This did not turn into frosting at all.I went by the recipe exactly.It just turned into a pale blob of sugary slop.All those ingredients ended up in the garbage.I was skeptical about making an icing without icing sugar,I didn't have any.I should have just went and bought some and made my usual recipe.
Oh my goodness! I used butter instead of shortening and it came out perfect.
i just made this. i found that after it boils for the solid minute, it was really easy to pour into my kitchen aid mixer and set it on speed 2 to stir until it was ready to spread. i might try chilling my metal bowl in the frig prior to "stirring" next time to speed it along. i had to work quick to spread it on my cake but found it easier with a knife over a spatula! (took 15 min in the mixer... i think the metal bowl held heat so it took longer than it normally would) tastes just like fugde!!
This was so good and so easy. I have always been lazy and gone with the canned frosting. Never again. Be sure to time it correctly and then add 10 seconds. It set up so fast I had to hurry and get it spread. I also beat it setting the pan in ice water to hurry it along. Worked great.
This recipe turned out as it should have. I believe other reviewers are having issues because they either are not allowing it to come to a rolling boil prior to timing and/or not beating it long enough (complaints about it being too thin). If you overbeat, I think you'll end up with a pan of fudge. The flavor & consistancy was exactly that of fudge (like homemade fudge). I frosted the Ho Ho Cake with it and while the kids loved it, the four layers were challenging to frost!
I would say overall, it was very sweet for my taste. If I were to make it again, I think I would reduce some of the sugar and take the suggestion of sundaymorning and use butter in place of the shortening. Thanks for sharing!
Is this frosting supposed to have a ganache like texture after it has cooled? I'm having a difficult time getting it to thicken.
What is the ideal texture for the finished frosting?
I am looking for a great tasting NON buttercream chocolate (and vanilla) frosting that will maintain its shape so I can use it for boarders, etc. Any help will be most appreciated!!!

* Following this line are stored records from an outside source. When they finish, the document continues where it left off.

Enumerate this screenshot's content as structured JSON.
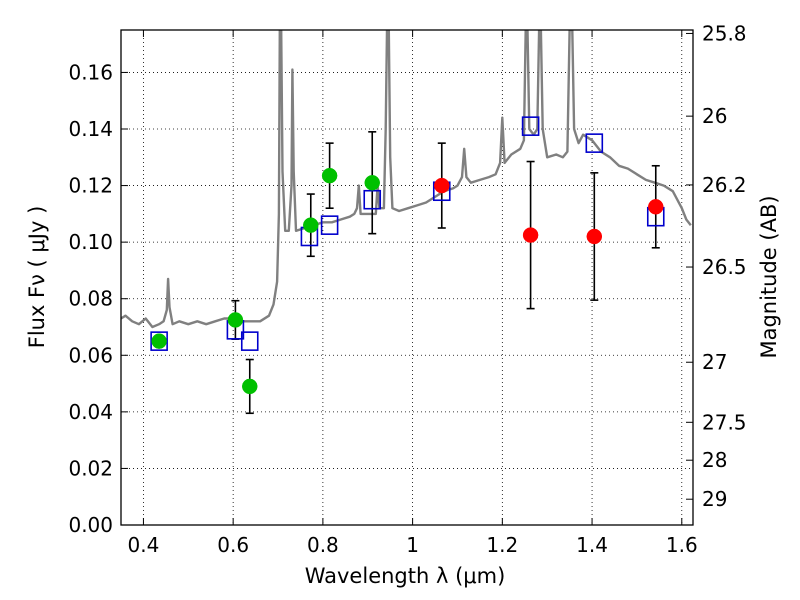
{
  "chart_data": {
    "type": "scatter",
    "title": "",
    "xlabel": "Wavelength  λ (μm)",
    "ylabel": "Flux  Fν  ( μJy )",
    "y2label": "Magnitude (AB)",
    "xlim": [
      0.35,
      1.625
    ],
    "ylim": [
      0.0,
      0.175
    ],
    "grid": true,
    "x_ticks": [
      {
        "value": 0.4,
        "label": "0.4"
      },
      {
        "value": 0.6,
        "label": "0.6"
      },
      {
        "value": 0.8,
        "label": "0.8"
      },
      {
        "value": 1.0,
        "label": "1"
      },
      {
        "value": 1.2,
        "label": "1.2"
      },
      {
        "value": 1.4,
        "label": "1.4"
      },
      {
        "value": 1.6,
        "label": "1.6"
      }
    ],
    "y_ticks": [
      {
        "value": 0.0,
        "label": "0.00"
      },
      {
        "value": 0.02,
        "label": "0.02"
      },
      {
        "value": 0.04,
        "label": "0.04"
      },
      {
        "value": 0.06,
        "label": "0.06"
      },
      {
        "value": 0.08,
        "label": "0.08"
      },
      {
        "value": 0.1,
        "label": "0.10"
      },
      {
        "value": 0.12,
        "label": "0.12"
      },
      {
        "value": 0.14,
        "label": "0.14"
      },
      {
        "value": 0.16,
        "label": "0.16"
      }
    ],
    "mag_ticks": [
      {
        "mag": 25.8,
        "label": "25.8"
      },
      {
        "mag": 26.0,
        "label": "26"
      },
      {
        "mag": 26.2,
        "label": "26.2"
      },
      {
        "mag": 26.5,
        "label": "26.5"
      },
      {
        "mag": 27.0,
        "label": "27"
      },
      {
        "mag": 27.5,
        "label": "27.5"
      },
      {
        "mag": 28.0,
        "label": "28"
      },
      {
        "mag": 29.0,
        "label": "29"
      }
    ],
    "series": [
      {
        "kind": "spectrum",
        "color": "#808080",
        "points": [
          [
            0.35,
            0.073
          ],
          [
            0.36,
            0.074
          ],
          [
            0.375,
            0.072
          ],
          [
            0.39,
            0.071
          ],
          [
            0.405,
            0.073
          ],
          [
            0.42,
            0.07
          ],
          [
            0.435,
            0.071
          ],
          [
            0.445,
            0.072
          ],
          [
            0.452,
            0.076
          ],
          [
            0.455,
            0.087
          ],
          [
            0.458,
            0.077
          ],
          [
            0.465,
            0.071
          ],
          [
            0.48,
            0.072
          ],
          [
            0.5,
            0.071
          ],
          [
            0.52,
            0.072
          ],
          [
            0.54,
            0.071
          ],
          [
            0.56,
            0.072
          ],
          [
            0.58,
            0.073
          ],
          [
            0.6,
            0.073
          ],
          [
            0.62,
            0.072
          ],
          [
            0.64,
            0.072
          ],
          [
            0.66,
            0.072
          ],
          [
            0.68,
            0.074
          ],
          [
            0.69,
            0.078
          ],
          [
            0.698,
            0.086
          ],
          [
            0.702,
            0.11
          ],
          [
            0.704,
            0.175
          ],
          [
            0.707,
            0.175
          ],
          [
            0.71,
            0.125
          ],
          [
            0.716,
            0.104
          ],
          [
            0.724,
            0.104
          ],
          [
            0.73,
            0.12
          ],
          [
            0.732,
            0.161
          ],
          [
            0.735,
            0.125
          ],
          [
            0.74,
            0.104
          ],
          [
            0.76,
            0.105
          ],
          [
            0.78,
            0.106
          ],
          [
            0.8,
            0.107
          ],
          [
            0.82,
            0.107
          ],
          [
            0.84,
            0.108
          ],
          [
            0.86,
            0.109
          ],
          [
            0.87,
            0.11
          ],
          [
            0.876,
            0.112
          ],
          [
            0.88,
            0.12
          ],
          [
            0.884,
            0.11
          ],
          [
            0.9,
            0.11
          ],
          [
            0.918,
            0.11
          ],
          [
            0.922,
            0.12
          ],
          [
            0.926,
            0.112
          ],
          [
            0.936,
            0.112
          ],
          [
            0.94,
            0.14
          ],
          [
            0.943,
            0.175
          ],
          [
            0.947,
            0.175
          ],
          [
            0.95,
            0.13
          ],
          [
            0.955,
            0.112
          ],
          [
            0.97,
            0.111
          ],
          [
            0.99,
            0.112
          ],
          [
            1.01,
            0.113
          ],
          [
            1.03,
            0.114
          ],
          [
            1.05,
            0.116
          ],
          [
            1.07,
            0.118
          ],
          [
            1.09,
            0.119
          ],
          [
            1.1,
            0.12
          ],
          [
            1.11,
            0.123
          ],
          [
            1.115,
            0.133
          ],
          [
            1.12,
            0.123
          ],
          [
            1.13,
            0.121
          ],
          [
            1.15,
            0.122
          ],
          [
            1.17,
            0.123
          ],
          [
            1.185,
            0.124
          ],
          [
            1.195,
            0.128
          ],
          [
            1.2,
            0.144
          ],
          [
            1.205,
            0.128
          ],
          [
            1.22,
            0.131
          ],
          [
            1.24,
            0.133
          ],
          [
            1.248,
            0.136
          ],
          [
            1.252,
            0.175
          ],
          [
            1.256,
            0.175
          ],
          [
            1.26,
            0.14
          ],
          [
            1.27,
            0.138
          ],
          [
            1.278,
            0.14
          ],
          [
            1.282,
            0.175
          ],
          [
            1.286,
            0.175
          ],
          [
            1.29,
            0.14
          ],
          [
            1.3,
            0.13
          ],
          [
            1.32,
            0.131
          ],
          [
            1.335,
            0.13
          ],
          [
            1.345,
            0.132
          ],
          [
            1.35,
            0.175
          ],
          [
            1.356,
            0.175
          ],
          [
            1.36,
            0.14
          ],
          [
            1.37,
            0.135
          ],
          [
            1.38,
            0.138
          ],
          [
            1.4,
            0.136
          ],
          [
            1.42,
            0.132
          ],
          [
            1.44,
            0.13
          ],
          [
            1.46,
            0.127
          ],
          [
            1.48,
            0.126
          ],
          [
            1.5,
            0.124
          ],
          [
            1.52,
            0.122
          ],
          [
            1.54,
            0.121
          ],
          [
            1.56,
            0.12
          ],
          [
            1.58,
            0.118
          ],
          [
            1.6,
            0.112
          ],
          [
            1.61,
            0.108
          ],
          [
            1.62,
            0.106
          ]
        ]
      },
      {
        "kind": "model",
        "marker": "open-square",
        "color": "#0000cc",
        "points": [
          [
            0.435,
            0.065
          ],
          [
            0.605,
            0.069
          ],
          [
            0.637,
            0.065
          ],
          [
            0.77,
            0.102
          ],
          [
            0.815,
            0.106
          ],
          [
            0.91,
            0.115
          ],
          [
            1.065,
            0.118
          ],
          [
            1.263,
            0.141
          ],
          [
            1.405,
            0.135
          ],
          [
            1.542,
            0.109
          ]
        ]
      },
      {
        "kind": "observed",
        "marker": "filled-circle",
        "color": "#00c000",
        "points": [
          {
            "x": 0.435,
            "y": 0.065,
            "err": null
          },
          {
            "x": 0.605,
            "y": 0.0725,
            "err": 0.0068
          },
          {
            "x": 0.637,
            "y": 0.049,
            "err": 0.0095
          },
          {
            "x": 0.773,
            "y": 0.106,
            "err": 0.011
          },
          {
            "x": 0.815,
            "y": 0.1235,
            "err": 0.0115
          },
          {
            "x": 0.91,
            "y": 0.121,
            "err": 0.018
          }
        ]
      },
      {
        "kind": "observed",
        "marker": "filled-circle",
        "color": "#ff0000",
        "points": [
          {
            "x": 1.065,
            "y": 0.12,
            "err": 0.015
          },
          {
            "x": 1.263,
            "y": 0.1025,
            "err": 0.026
          },
          {
            "x": 1.405,
            "y": 0.102,
            "err": 0.0225
          },
          {
            "x": 1.542,
            "y": 0.1125,
            "err": 0.0145
          }
        ]
      }
    ]
  }
}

I just made this recipe today to frost 24 cupcakes and had leftovers. It is simple to make but does take time and effort. Any one ending up with a gloppy sugary mess either didn't boil it the full minute or didn't beat it long enough as it can take up to 20 minutes all together of beating time...depending on your mixer.
I used salted butter in place of both the salt and the shortening and it came out great. I didn't find this recipe here though it was in my mother's 1956 illustrated Betty Crocker Cookbook. I was searching prior to posting the recipe myself. Thank you for posting this as it really is a wonderful recipe.
Loved this little recipe! I used it to frost Ho Ho Cake and it was the bomb! I'll be using this as a standard fudgy frosting from now on!
OMGoodness! This reminded me soooo much of my Great Grandma's fudge recipe! This is postively fantastic -and I have NEVER made homeade frosting!!! I was afraid I would fail at this and my cake would just have to go without. Thank you for an easy-to-follow recipe and such a decadent one, at that! Even my hubby said it tasted like his Mom's (HUGE compliment). Your recipe brought back such fond recipes! Thank you!
This actually tastes like fudge. It is dense, creamy, and delicious. If you're looking for something out of the ordinary and utterly divine, I would highly recommend this recipe!! Fabulous.